Hackers hijacked the Microsoft Office 365 authentication process, including those that required MFA, by using landing pages that spoofed the Office authentication page. Many attacks used phishing emails with HTML attachments that acted as HTML redirectors, creating man-in-the-middle agents, allowing them to steal credentials and session cookies. They could skip authentication processes, including MFA, and launch BEC campaigns with that information.

Don’t discount MFA, bolster it

When police solve crimes, they rely on multiple pieces of evidence – eyewitness reports, DNA, crime scene materials, etc. No one piece of evidence is ever enough. Proper cybersecurity needs to be addressed in the same way with a multitude of layers, tools, and solutions.

There are several tactics security professionals can turn to. The first is to use phish-resistant MFA solutions, which require certificate-based authentication and Fast ID Online v2.0. Additionally, security professionals should implement conditional access policies to block threat actors if they try to use stolen cookies. Monitoring systems for suspicious sign-ins needs to become routine.

When combined, all of those practices can provide a proactive security structure. They may not enable the cat to kill the mouse outright, but they will undoubtedly handicap the mouse enough to trap it and stop it in its tracks before it can do real damage.

Security in a changing world

According to Verizon’s 2021 Data Breach Investigation Report, phishing is one of the most prominent security threats, accounting for 36% of last year’s security threats, up from 25% in 2020. As companies continue to employ dispersed teams, scale cloud operations and expand their attack surfaces, security needs to be top-of-mind every day, all day.

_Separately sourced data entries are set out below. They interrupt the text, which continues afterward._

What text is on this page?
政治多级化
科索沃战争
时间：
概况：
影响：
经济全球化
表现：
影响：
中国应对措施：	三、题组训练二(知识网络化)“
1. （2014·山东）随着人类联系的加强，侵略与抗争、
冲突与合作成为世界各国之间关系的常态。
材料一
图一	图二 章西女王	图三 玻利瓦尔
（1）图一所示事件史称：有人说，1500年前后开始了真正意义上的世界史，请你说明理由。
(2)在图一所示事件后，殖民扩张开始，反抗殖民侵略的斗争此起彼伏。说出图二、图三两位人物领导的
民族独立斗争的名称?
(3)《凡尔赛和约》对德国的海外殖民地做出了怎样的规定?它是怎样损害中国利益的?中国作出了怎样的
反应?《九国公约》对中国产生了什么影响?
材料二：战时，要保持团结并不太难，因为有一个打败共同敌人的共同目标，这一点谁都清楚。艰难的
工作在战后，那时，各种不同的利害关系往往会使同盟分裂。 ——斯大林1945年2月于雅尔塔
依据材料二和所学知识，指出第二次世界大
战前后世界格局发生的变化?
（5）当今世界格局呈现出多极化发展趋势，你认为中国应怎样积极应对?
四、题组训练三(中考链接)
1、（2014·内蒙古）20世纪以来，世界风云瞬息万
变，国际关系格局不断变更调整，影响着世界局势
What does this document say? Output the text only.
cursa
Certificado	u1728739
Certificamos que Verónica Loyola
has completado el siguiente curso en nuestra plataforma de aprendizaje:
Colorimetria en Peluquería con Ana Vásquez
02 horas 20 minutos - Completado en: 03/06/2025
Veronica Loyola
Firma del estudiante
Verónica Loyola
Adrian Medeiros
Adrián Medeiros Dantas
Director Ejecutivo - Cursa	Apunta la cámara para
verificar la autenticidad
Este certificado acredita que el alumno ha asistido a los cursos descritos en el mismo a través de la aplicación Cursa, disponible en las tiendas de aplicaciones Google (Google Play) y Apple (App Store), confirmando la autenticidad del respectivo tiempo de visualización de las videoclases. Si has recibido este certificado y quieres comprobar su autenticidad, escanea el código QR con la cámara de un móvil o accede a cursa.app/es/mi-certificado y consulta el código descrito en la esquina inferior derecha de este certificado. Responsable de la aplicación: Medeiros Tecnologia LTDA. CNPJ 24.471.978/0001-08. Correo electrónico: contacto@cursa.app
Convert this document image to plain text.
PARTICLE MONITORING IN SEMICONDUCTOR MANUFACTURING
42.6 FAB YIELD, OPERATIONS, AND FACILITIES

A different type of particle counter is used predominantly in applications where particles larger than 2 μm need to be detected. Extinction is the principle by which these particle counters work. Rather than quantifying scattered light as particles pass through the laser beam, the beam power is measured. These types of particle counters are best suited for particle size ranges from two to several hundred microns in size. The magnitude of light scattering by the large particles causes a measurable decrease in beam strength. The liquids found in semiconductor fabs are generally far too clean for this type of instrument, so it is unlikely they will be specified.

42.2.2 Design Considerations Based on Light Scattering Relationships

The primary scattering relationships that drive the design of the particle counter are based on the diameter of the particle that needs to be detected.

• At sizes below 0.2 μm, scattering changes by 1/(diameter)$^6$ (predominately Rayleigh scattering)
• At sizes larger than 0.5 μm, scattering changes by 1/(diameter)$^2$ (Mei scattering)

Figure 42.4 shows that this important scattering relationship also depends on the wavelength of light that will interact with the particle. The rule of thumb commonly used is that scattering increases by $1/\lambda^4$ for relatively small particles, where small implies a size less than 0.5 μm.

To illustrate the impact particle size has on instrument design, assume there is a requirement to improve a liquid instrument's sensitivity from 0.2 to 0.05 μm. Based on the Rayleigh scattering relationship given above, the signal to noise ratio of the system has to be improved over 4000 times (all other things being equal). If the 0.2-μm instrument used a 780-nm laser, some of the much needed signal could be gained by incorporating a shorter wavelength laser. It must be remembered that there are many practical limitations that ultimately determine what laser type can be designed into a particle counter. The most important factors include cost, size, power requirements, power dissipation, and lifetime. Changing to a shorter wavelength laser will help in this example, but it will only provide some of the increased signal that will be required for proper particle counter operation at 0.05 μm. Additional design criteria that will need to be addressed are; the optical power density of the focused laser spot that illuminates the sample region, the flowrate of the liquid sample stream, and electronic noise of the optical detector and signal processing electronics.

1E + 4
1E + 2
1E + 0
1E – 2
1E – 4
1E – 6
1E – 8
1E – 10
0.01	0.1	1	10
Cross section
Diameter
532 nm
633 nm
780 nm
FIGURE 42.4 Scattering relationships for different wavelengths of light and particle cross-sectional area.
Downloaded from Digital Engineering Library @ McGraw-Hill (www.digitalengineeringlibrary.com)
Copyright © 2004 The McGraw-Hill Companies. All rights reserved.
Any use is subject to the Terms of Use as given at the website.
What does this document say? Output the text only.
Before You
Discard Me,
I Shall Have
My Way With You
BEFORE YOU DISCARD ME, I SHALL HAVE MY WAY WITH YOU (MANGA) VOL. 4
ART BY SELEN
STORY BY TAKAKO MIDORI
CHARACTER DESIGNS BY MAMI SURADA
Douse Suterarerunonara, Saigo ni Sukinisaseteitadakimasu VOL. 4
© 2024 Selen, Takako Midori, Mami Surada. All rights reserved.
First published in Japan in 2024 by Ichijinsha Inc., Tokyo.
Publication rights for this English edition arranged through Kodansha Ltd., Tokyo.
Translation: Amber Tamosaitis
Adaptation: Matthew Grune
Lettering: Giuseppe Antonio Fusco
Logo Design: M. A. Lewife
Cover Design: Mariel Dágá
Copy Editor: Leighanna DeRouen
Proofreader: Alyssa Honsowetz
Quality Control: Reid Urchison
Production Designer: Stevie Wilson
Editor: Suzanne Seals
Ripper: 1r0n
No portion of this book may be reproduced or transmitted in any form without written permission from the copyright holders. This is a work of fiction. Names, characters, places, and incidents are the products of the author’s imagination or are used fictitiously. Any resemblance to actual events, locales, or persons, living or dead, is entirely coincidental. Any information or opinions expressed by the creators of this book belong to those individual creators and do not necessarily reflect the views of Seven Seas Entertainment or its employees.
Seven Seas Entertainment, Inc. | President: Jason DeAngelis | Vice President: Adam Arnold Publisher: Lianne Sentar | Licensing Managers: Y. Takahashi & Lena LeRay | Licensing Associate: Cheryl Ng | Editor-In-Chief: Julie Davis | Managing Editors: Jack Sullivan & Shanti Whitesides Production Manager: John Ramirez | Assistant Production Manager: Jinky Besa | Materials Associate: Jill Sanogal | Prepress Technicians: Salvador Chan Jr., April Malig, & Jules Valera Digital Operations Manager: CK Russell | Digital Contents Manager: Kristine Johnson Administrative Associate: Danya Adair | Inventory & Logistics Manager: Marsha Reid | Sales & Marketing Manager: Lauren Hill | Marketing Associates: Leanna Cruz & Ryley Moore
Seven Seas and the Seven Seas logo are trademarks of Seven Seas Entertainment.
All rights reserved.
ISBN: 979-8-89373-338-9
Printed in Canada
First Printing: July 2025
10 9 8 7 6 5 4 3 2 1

Remember, MFA isn’t a weak tool. Don’t throw the baby out with the bathwater. It still serves as an essential security measure and hopefully catches people’s attention, heightening their awareness. After the Microsoft attacks, what professionals should consider is that MFA should be a single part of a varied, tech agnostic stack coupled with multiple tried and proven security processes.

Tools and services are a means to an end though ultimately, it’s how a company uses its entire security tech stack that will guarantee its security or present it with surprising security pitfalls. By continually examining security posture through the lens of “always assume you’ve already been hacked,” security experts can evaluate procedures, discover vulnerabilities, and put the right measures in place to exterminate the mice.